Cette mobilisation d'envergure est le résultat de plusieurs appels à la grève distincts. Ils émanent des syndicats d'enseignants, d'universitaires, mais aussi des personnels des centres de recherche d'emploi, des gardes-côtes, des inspecteurs de conduite et des fonctionnaires d'une dizaine d'organismes gouvernementaux.
Plus d'une cinquantaine de manifestations sont prévus tout au long de la journée à travers le pays.
Il s'agit notamment de la première grève des membres du l'Union nationale des enseignants (NUT) depuis 21 ans en Angleterre et au Pays de Galles.
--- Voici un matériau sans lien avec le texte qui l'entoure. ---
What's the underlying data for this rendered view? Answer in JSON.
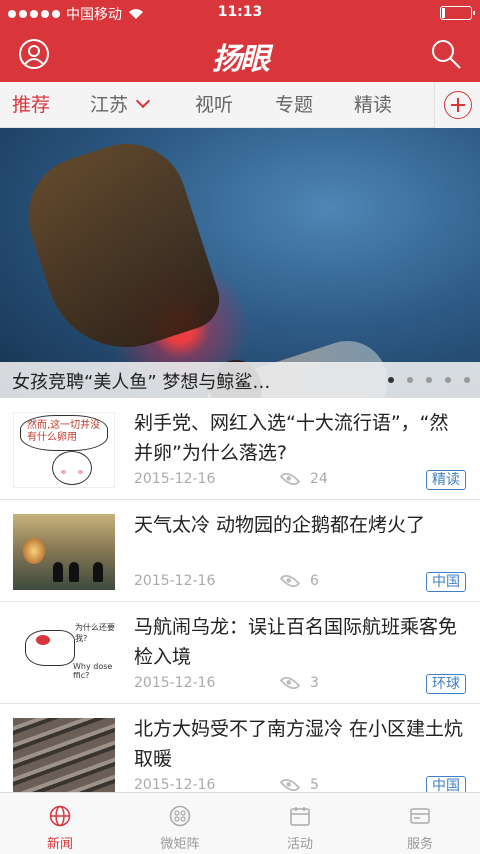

Près de 2.000 écoles devaient être fermées en totalité et des milliers d'autres partiellement fermées.
Les grévistes protestent contre des hausses salariales inférieures à l'inflation.
Dans un accord triennal, le gouvernement propose une augmentation salariale annuelle de 2,45% à partir de septembre puis de 2,3% les années suivantes.
Le salaire des enseignants a « progressé de 19% en termes réels depuis 1997, je pense que c'est élevé. En même temps, 37.000 enseignants supplémentaires ont été recrutés et (ils évoluent) dans un meilleur environnement grâce au programme de construction en cours », s’est défendu, jeudi, le secrétaire d'Etat à la Scolarité Jim Knight.
Le Premier ministre Gordon Brown avait estimé la veille que l'arrêt de travail des enseignants était « très regrettable ».
Ce mouvement social intervient au moment où le parti travailliste est au plus bas dans les sondages, et au lendemain d'un rétropédalage de Gordon Brown sur une mesure fiscale vivement décriée ces derniers jours, après une fronde dans ses propres rangs.